Inspection results commonly show inadequate controls on the integrity, authenticity, and reliability of data, therefore embedding DI across the company culture is becoming essential.
This course is designed to provide guidance on regulatory requirements, DI risk-based approach, concepts and components ensuring Data Integrity across its lifecycle, from initial generation, recording, through processing, use, retention, archiving and retrieval.
Understanding Data Integrity is the basis for implementing systems and processes that fulfil the expectations of the health authorities.
Several guidance documents have been published within the last few years detailing Health Authorities’ expectations on implementing data governance, establishing control measures, and how procedures should cover the lifecycle of data and documents.The first day will cover these regulatory requirements and Data Integrity expectations for data and documents, related key concepts, and expands on the practicalities of assessing Data Integrity Risks and Compliance Controls.

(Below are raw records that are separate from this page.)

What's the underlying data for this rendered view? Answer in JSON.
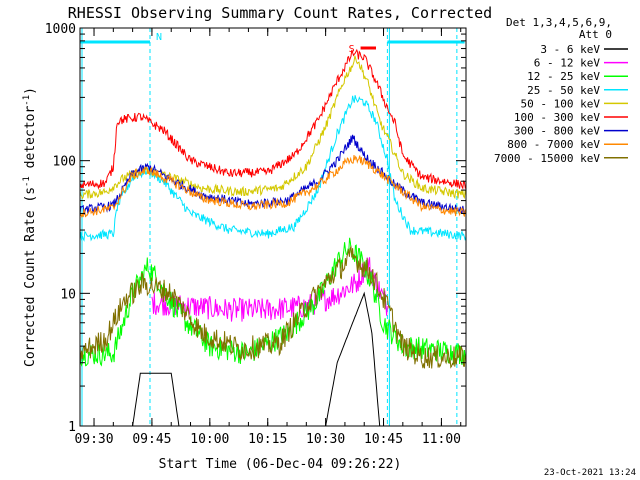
{
  "chart_data": {
    "type": "line",
    "title": "RHESSI Observing Summary Count Rates, Corrected",
    "xlabel": "Start Time (06-Dec-04 09:26:22)",
    "ylabel_main": "Corrected Count Rate (s",
    "ylabel_sup1": "-1",
    "ylabel_mid": " detector",
    "ylabel_sup2": "-1",
    "ylabel_end": ")",
    "ylog": true,
    "ylim": [
      1,
      1000
    ],
    "xlim": [
      "09:26:22",
      "11:06:22"
    ],
    "x_ticks": [
      "09:30",
      "09:45",
      "10:00",
      "10:15",
      "10:30",
      "10:45",
      "11:00"
    ],
    "y_ticks": [
      "1",
      "10",
      "100",
      "1000"
    ],
    "legend_header": [
      "Det 1,3,4,5,6,9,",
      "Att 0"
    ],
    "legend_position": "right",
    "footer": "23-Oct-2021 13:24",
    "flags": {
      "n_label": "N",
      "s_label": "S",
      "night_intervals": [
        [
          "09:26:22",
          "09:44:30"
        ],
        [
          "10:46:00",
          "11:06:00"
        ]
      ],
      "flare_interval": [
        "10:37:30",
        "10:41:30"
      ],
      "saa_lines": [
        "09:44:30",
        "10:46:00",
        "11:04:00"
      ]
    },
    "colors": {
      "n_flag": "#00e5ff",
      "s_flag": "#ff0000",
      "dashed_lines": "#00e5ff",
      "axes": "#000000"
    },
    "series": [
      {
        "name": "3 - 6 keV",
        "color": "#000000",
        "points": [
          [
            "09:26:22",
            1
          ],
          [
            "09:40:00",
            1
          ],
          [
            "09:42:00",
            2.5
          ],
          [
            "09:50:00",
            2.5
          ],
          [
            "09:52:00",
            1
          ],
          [
            "10:30:00",
            1
          ],
          [
            "10:33:00",
            3
          ],
          [
            "10:37:00",
            6
          ],
          [
            "10:40:00",
            10
          ],
          [
            "10:42:00",
            5
          ],
          [
            "10:44:00",
            1
          ],
          [
            "11:06:22",
            1
          ]
        ]
      },
      {
        "name": "6 - 12 keV",
        "color": "#ff00ff",
        "points": [
          [
            "09:45:00",
            8.5
          ],
          [
            "09:55:00",
            8
          ],
          [
            "10:05:00",
            7.5
          ],
          [
            "10:15:00",
            7.5
          ],
          [
            "10:25:00",
            8
          ],
          [
            "10:32:00",
            9.5
          ],
          [
            "10:38:00",
            12
          ],
          [
            "10:41:00",
            17
          ],
          [
            "10:43:00",
            12
          ],
          [
            "10:46:00",
            8
          ]
        ]
      },
      {
        "name": "12 - 25 keV",
        "color": "#00ff00",
        "points": [
          [
            "09:26:22",
            3.5
          ],
          [
            "09:35:00",
            3.5
          ],
          [
            "09:40:00",
            10
          ],
          [
            "09:44:00",
            16
          ],
          [
            "09:47:00",
            12
          ],
          [
            "09:52:00",
            7
          ],
          [
            "10:00:00",
            4
          ],
          [
            "10:10:00",
            3.5
          ],
          [
            "10:20:00",
            5
          ],
          [
            "10:28:00",
            9
          ],
          [
            "10:33:00",
            17
          ],
          [
            "10:36:00",
            22
          ],
          [
            "10:39:00",
            18
          ],
          [
            "10:42:00",
            12
          ],
          [
            "10:45:00",
            6
          ],
          [
            "10:50:00",
            4
          ],
          [
            "11:06:22",
            3.5
          ]
        ]
      },
      {
        "name": "25 - 50 keV",
        "color": "#00e5ff",
        "points": [
          [
            "09:26:22",
            27
          ],
          [
            "09:35:00",
            28
          ],
          [
            "09:36:00",
            45
          ],
          [
            "09:40:00",
            75
          ],
          [
            "09:44:00",
            85
          ],
          [
            "09:48:00",
            70
          ],
          [
            "09:55:00",
            40
          ],
          [
            "10:05:00",
            30
          ],
          [
            "10:15:00",
            28
          ],
          [
            "10:22:00",
            32
          ],
          [
            "10:28:00",
            60
          ],
          [
            "10:33:00",
            160
          ],
          [
            "10:37:00",
            290
          ],
          [
            "10:40:00",
            280
          ],
          [
            "10:43:00",
            200
          ],
          [
            "10:46:00",
            100
          ],
          [
            "10:48:00",
            50
          ],
          [
            "10:52:00",
            30
          ],
          [
            "11:06:22",
            27
          ]
        ]
      },
      {
        "name": "50 - 100 keV",
        "color": "#d4c800",
        "points": [
          [
            "09:26:22",
            55
          ],
          [
            "09:33:00",
            58
          ],
          [
            "09:38:00",
            75
          ],
          [
            "09:44:00",
            85
          ],
          [
            "09:50:00",
            75
          ],
          [
            "09:58:00",
            62
          ],
          [
            "10:08:00",
            58
          ],
          [
            "10:18:00",
            62
          ],
          [
            "10:25:00",
            90
          ],
          [
            "10:30:00",
            180
          ],
          [
            "10:35:00",
            420
          ],
          [
            "10:38:00",
            600
          ],
          [
            "10:41:00",
            380
          ],
          [
            "10:44:00",
            200
          ],
          [
            "10:47:00",
            130
          ],
          [
            "10:50:00",
            80
          ],
          [
            "10:55:00",
            62
          ],
          [
            "11:06:22",
            55
          ]
        ]
      },
      {
        "name": "100 - 300 keV",
        "color": "#ff0000",
        "points": [
          [
            "09:26:22",
            65
          ],
          [
            "09:33:00",
            68
          ],
          [
            "09:35:00",
            90
          ],
          [
            "09:36:00",
            200
          ],
          [
            "09:42:00",
            215
          ],
          [
            "09:48:00",
            170
          ],
          [
            "09:55:00",
            100
          ],
          [
            "10:05:00",
            80
          ],
          [
            "10:15:00",
            82
          ],
          [
            "10:22:00",
            110
          ],
          [
            "10:28:00",
            200
          ],
          [
            "10:33:00",
            400
          ],
          [
            "10:37:00",
            650
          ],
          [
            "10:40:00",
            600
          ],
          [
            "10:43:00",
            400
          ],
          [
            "10:46:00",
            250
          ],
          [
            "10:48:00",
            190
          ],
          [
            "10:50:00",
            110
          ],
          [
            "10:55:00",
            75
          ],
          [
            "11:06:22",
            65
          ]
        ]
      },
      {
        "name": "300 - 800 keV",
        "color": "#0000cc",
        "points": [
          [
            "09:26:22",
            42
          ],
          [
            "09:35:00",
            46
          ],
          [
            "09:40:00",
            80
          ],
          [
            "09:44:00",
            90
          ],
          [
            "09:50:00",
            72
          ],
          [
            "09:58:00",
            55
          ],
          [
            "10:10:00",
            47
          ],
          [
            "10:20:00",
            50
          ],
          [
            "10:28:00",
            70
          ],
          [
            "10:33:00",
            100
          ],
          [
            "10:37:00",
            150
          ],
          [
            "10:40:00",
            110
          ],
          [
            "10:44:00",
            85
          ],
          [
            "10:48:00",
            65
          ],
          [
            "10:55:00",
            48
          ],
          [
            "11:06:22",
            42
          ]
        ]
      },
      {
        "name": "800 - 7000 keV",
        "color": "#ff8800",
        "points": [
          [
            "09:26:22",
            40
          ],
          [
            "09:35:00",
            44
          ],
          [
            "09:40:00",
            78
          ],
          [
            "09:44:00",
            85
          ],
          [
            "09:50:00",
            70
          ],
          [
            "09:58:00",
            52
          ],
          [
            "10:10:00",
            45
          ],
          [
            "10:20:00",
            48
          ],
          [
            "10:28:00",
            65
          ],
          [
            "10:35:00",
            95
          ],
          [
            "10:38:00",
            105
          ],
          [
            "10:42:00",
            90
          ],
          [
            "10:48:00",
            65
          ],
          [
            "10:55:00",
            45
          ],
          [
            "11:06:22",
            40
          ]
        ]
      },
      {
        "name": "7000 - 15000 keV",
        "color": "#807000",
        "points": [
          [
            "09:26:22",
            3.5
          ],
          [
            "09:33:00",
            4.5
          ],
          [
            "09:38:00",
            9
          ],
          [
            "09:43:00",
            12
          ],
          [
            "09:50:00",
            10
          ],
          [
            "09:58:00",
            5
          ],
          [
            "10:08:00",
            3.8
          ],
          [
            "10:18:00",
            4.2
          ],
          [
            "10:25:00",
            8
          ],
          [
            "10:32:00",
            14
          ],
          [
            "10:37:00",
            19
          ],
          [
            "10:42:00",
            14
          ],
          [
            "10:46:00",
            8
          ],
          [
            "10:50:00",
            4
          ],
          [
            "10:55:00",
            3.3
          ],
          [
            "11:06:22",
            3.3
          ]
        ]
      }
    ]
  }
}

The second day is built as a workshop focusing on real-life examples. Split into small groups we will analyse real cases, investigate the root cause, define priorities, and end with potential corrective and preventive actions. Results are shared and discussed with all participants during the day. This workshop will lead course participants to be able to develop activities that will help achieve DI compliance in their own business and to better understand the importance of DI across the GxPs. Attendees will gain best practices to ensure their data is managed reliably and to be able to minimize the threats of poor Data Integrity to clinical trials.
The course provides a mixture of presentations, discussions and practical workshops.